Ever since Japanese researcher Shinya Yamanaka found a way to treat skin cells with four genes and reprogram them back to their embryonic state, scientists have been buzzing over the promise of stem cell therapies. Stem cells can be coaxed to become any of the body’s cell types, so they could potentially replace diseased or missing cells in conditions such as diabetes or Alzheimer’s. And Yamanaka’s method also meant that these cells could be made from patients themselves, so they wouldn’t trigger dangerous immune rejections.
Now scientists led by Dr. Andras Nagy at Mount Sinai Hospital Lunenfeld-Tanenbaum Research Institute in Toronto report an exciting new advance that could push stem cells even closer to the clinic. In a series of papers in the journals Nature and Nature Communications, the group describes a new class of stem cell, which they called F class, that they generated in the lab.
The F class cells, says Nagy, have a few advantages over the Yamanaka-generated induced pluripotent stem cells, or iPS cells. While the iPS cells are created by using viruses to introduce four genes that reprogram the cells, Nagy’s team relied on a technique they developed several years ago using transposons—small pieces of DNA that can insert themselves into different parts of a genome.

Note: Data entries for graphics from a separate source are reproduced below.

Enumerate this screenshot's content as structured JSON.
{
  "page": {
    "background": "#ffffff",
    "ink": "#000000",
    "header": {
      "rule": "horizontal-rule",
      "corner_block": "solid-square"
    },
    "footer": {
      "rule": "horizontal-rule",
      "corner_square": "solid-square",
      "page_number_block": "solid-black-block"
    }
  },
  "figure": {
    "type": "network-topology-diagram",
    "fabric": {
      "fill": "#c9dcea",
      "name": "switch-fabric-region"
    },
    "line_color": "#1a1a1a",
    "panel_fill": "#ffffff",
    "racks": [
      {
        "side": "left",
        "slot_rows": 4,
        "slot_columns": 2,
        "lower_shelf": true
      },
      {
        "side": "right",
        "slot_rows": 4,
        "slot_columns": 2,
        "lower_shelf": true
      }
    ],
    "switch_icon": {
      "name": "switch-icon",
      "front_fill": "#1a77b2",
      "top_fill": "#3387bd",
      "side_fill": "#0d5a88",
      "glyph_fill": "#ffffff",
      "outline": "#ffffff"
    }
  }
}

Unlike viruses, these transposons can be popped out of the genome if they’re no longer needed, and they don’t carry the potential risk of viral infection.
Nagy’s team found that the transposons were much more reliable vehicles for delivering the reprogramming genes exactly where they were needed to efficiently turn the clock back on the skin cells. What’s more, they could use the common antibiotic doxycycline to turn the four genes on and off; adding doxycycline to the cell culture would trigger the transposons to activate, thus turning on the genes, while removing the antibiotic would turn them off.

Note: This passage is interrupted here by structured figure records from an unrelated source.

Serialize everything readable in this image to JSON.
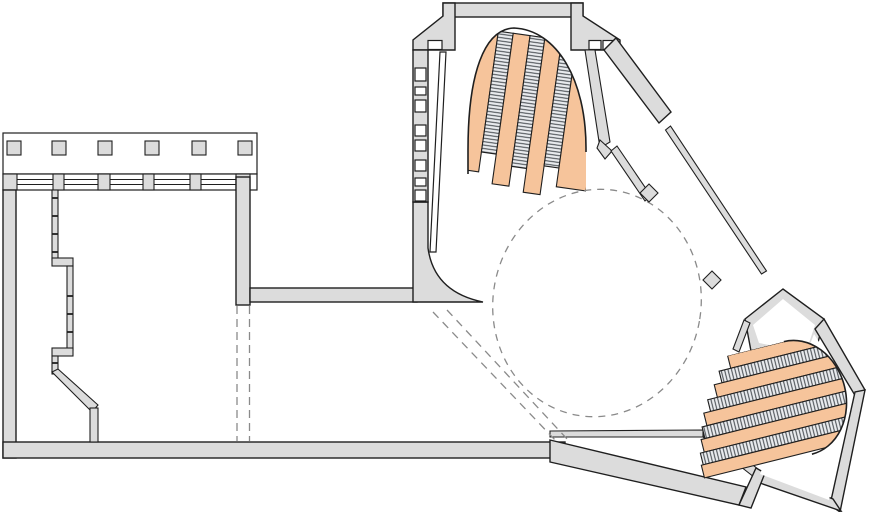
{
  "meta": {
    "title": "Architectural floor plan — concourse level with two escalator banks",
    "type": "floor-plan-drawing"
  },
  "colors": {
    "background": "#ffffff",
    "wall_fill": "#dcdcdc",
    "wall_stroke": "#1f1f1f",
    "stair_orange": "#f6c49b",
    "tread_fill": "#e9ebee",
    "tread_stroke": "#41464b",
    "dashed_line": "#8a8a8a"
  },
  "elements": {
    "left_hall": {
      "name": "left-hall",
      "roof_squares": 6,
      "window_band_pilasters": 4,
      "facade_window_rungs": 8,
      "stepped_wall_ticks": 8
    },
    "entrance_stair_hall": {
      "name": "entrance-stair-hall",
      "jog_windows": 3
    },
    "escalator_bank_top": {
      "orange_bands": 4,
      "tread_bands": 3,
      "cap": "arched-top"
    },
    "escalator_bank_bottom": {
      "orange_bands": 5,
      "tread_bands": 4,
      "cap": "rounded-right"
    },
    "concourse": {
      "dashed_oval": 1,
      "dashed_vertical_guides": 2,
      "dashed_diagonal_guides": 2,
      "diamond_columns": 2
    }
  }
}
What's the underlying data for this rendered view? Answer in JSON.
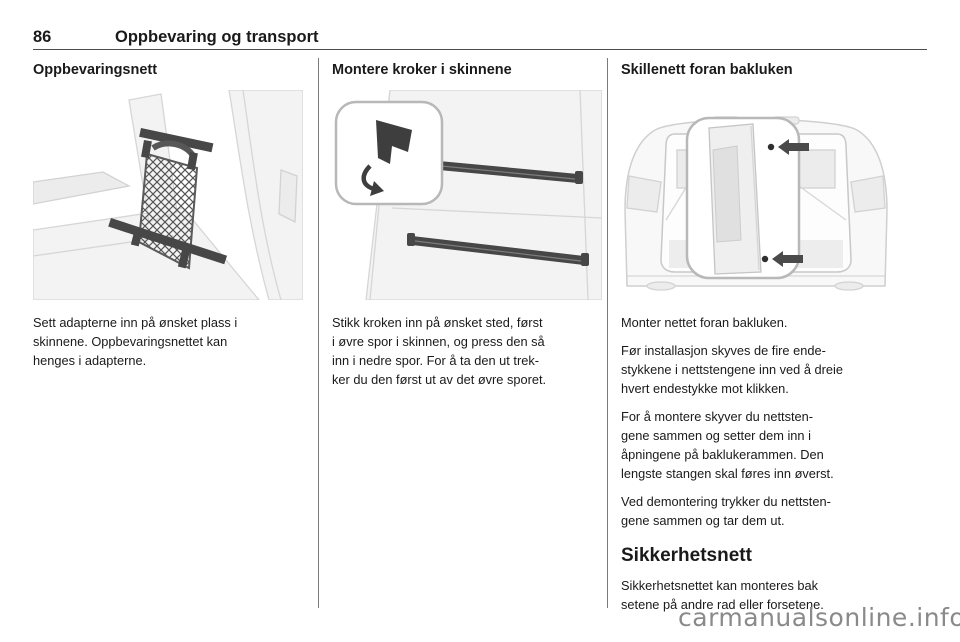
{
  "page": {
    "number": "86",
    "chapter_title": "Oppbevaring og transport",
    "watermark": "carmanualsonline.info"
  },
  "colors": {
    "text": "#1a1a1a",
    "header_rule": "#4d4d4d",
    "column_separator": "#7a7a7a",
    "watermark": "#8a8a8a",
    "illustration_dark": "#474747",
    "illustration_light": "#f3f3f3"
  },
  "icons": [
    "net-mesh",
    "rail-hook-icon",
    "curved-arrow-icon",
    "left-arrow-icon"
  ],
  "columns": [
    {
      "heading": "Oppbevaringsnett",
      "illustration": "cargo-net-between-rails",
      "paragraphs": [
        "Sett adapterne inn på ønsket plass i\nskinnene. Oppbevaringsnettet kan\nhenges i adapterne."
      ]
    },
    {
      "heading": "Montere kroker i skinnene",
      "illustration": "hook-installation-in-side-rails",
      "paragraphs": [
        "Stikk kroken inn på ønsket sted, først\ni øvre spor i skinnen, og press den så\ninn i nedre spor. For å ta den ut trek-\nker du den først ut av det øvre sporet."
      ]
    },
    {
      "heading": "Skillenett foran bakluken",
      "illustration": "net-in-front-of-tailgate",
      "paragraphs": [
        "Monter nettet foran bakluken.",
        "Før installasjon skyves de fire ende-\nstykkene i nettstengene inn ved å dreie\nhvert endestykke mot klikken.",
        "For å montere skyver du nettsten-\ngene sammen og setter dem inn i\nåpningene på baklukerammen. Den\nlengste stangen skal føres inn øverst.",
        "Ved demontering trykker du nettsten-\ngene sammen og tar dem ut."
      ],
      "subsection": {
        "heading": "Sikkerhetsnett",
        "paragraphs": [
          "Sikkerhetsnettet kan monteres bak\nsetene på andre rad eller forsetene."
        ]
      }
    }
  ]
}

In this way, says Nagy, he was able to pump up the efficiency of the reprogramming process. Using the Yamanaka method, it was hit-or-miss whether the viruses would find their proper place in a cell’s genome, and more uncertainty over how effectively it could direct the cell to activate the four reprogramming genes. “F class cells are much more similar [in the culture dish], like monozygotic twins while iPS cells are more like brothers and sisters,” he says.
That consistency is a potential advantage of the transposon method, since any stem cell-based treatment would require a robust population of stem cells which can then be treated with the proper compounds to develop into insulin-making pancreatic cells to treat diabetes, or new nerve cells to replace dying ones in Alzheimer’s, or fresh heart muscle to substitute for scarred tissue after a heart attack.

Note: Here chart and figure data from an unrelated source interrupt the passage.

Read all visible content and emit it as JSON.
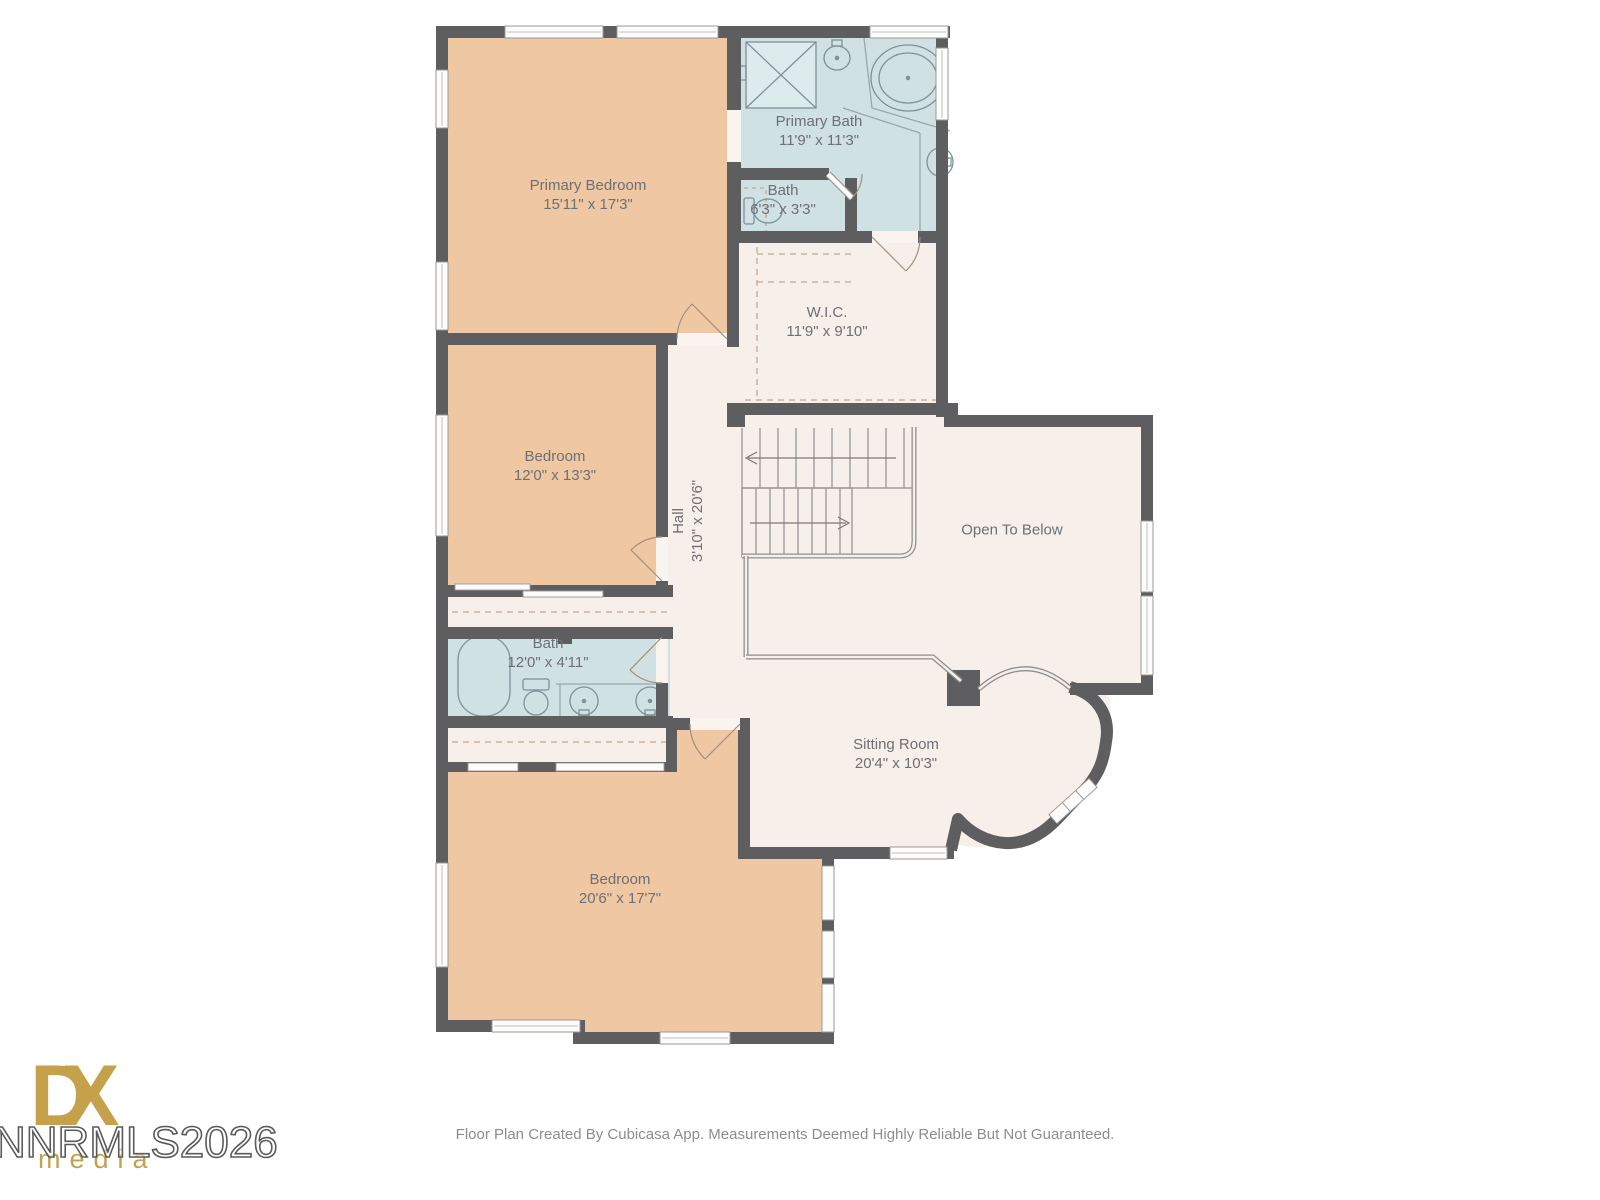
{
  "plan": {
    "rooms": [
      {
        "id": "primary-bedroom",
        "name": "Primary Bedroom",
        "dims": "15'11\" x 17'3\""
      },
      {
        "id": "primary-bath",
        "name": "Primary Bath",
        "dims": "11'9\" x 11'3\""
      },
      {
        "id": "bath-upper",
        "name": "Bath",
        "dims": "6'3\" x 3'3\""
      },
      {
        "id": "wic",
        "name": "W.I.C.",
        "dims": "11'9\" x 9'10\""
      },
      {
        "id": "bedroom-middle",
        "name": "Bedroom",
        "dims": "12'0\" x 13'3\""
      },
      {
        "id": "hall",
        "name": "Hall",
        "dims": "3'10\" x 20'6\""
      },
      {
        "id": "open-to-below",
        "name": "Open To Below",
        "dims": ""
      },
      {
        "id": "bath-middle",
        "name": "Bath",
        "dims": "12'0\" x 4'11\""
      },
      {
        "id": "sitting-room",
        "name": "Sitting Room",
        "dims": "20'4\" x 10'3\""
      },
      {
        "id": "bedroom-bottom",
        "name": "Bedroom",
        "dims": "20'6\" x 17'7\""
      }
    ],
    "colors": {
      "wall": "#5e5d5f",
      "bedroom_fill": "#efc7a3",
      "bath_fill": "#cfe1e3",
      "floor_fill": "#f7efe9",
      "window_fill": "#fdfcfa",
      "logo_gold": "#c6a14b"
    }
  },
  "branding": {
    "logo_line1": "DX",
    "logo_letter_d": "D",
    "logo_letter_x": "X",
    "logo_line2": "media",
    "watermark": "NNRMLS2026"
  },
  "footer": {
    "disclaimer": "Floor Plan Created By Cubicasa App. Measurements Deemed Highly Reliable But Not Guaranteed."
  }
}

Nagy’s team also described, with the most detail to date, exactly how mature cells like skin cells perform the ultimate molecular feat and become forever young again when exposed to the four genes. They analyzed the changes in the cells’ DNA, the proteins they made, and more. “It’s similar to high definition TV,” he says. “We see things much better with much more detail. We expect that having that high resolution characterization will allow us to better understand what is happening during this process at the molecular level. And obviously that better understanding is going to affect what we can do with these cells to make them better, safer and more efficient in cell-based treatments in the future.”
That may be years away yet, especially since some experts say that transposons may pose their own risk of wreaking DNA havoc on a cell’s genome. But having another type of stem cell that could potentially churn out healthy cells and tissues to replaced diseased ones is a welcome development.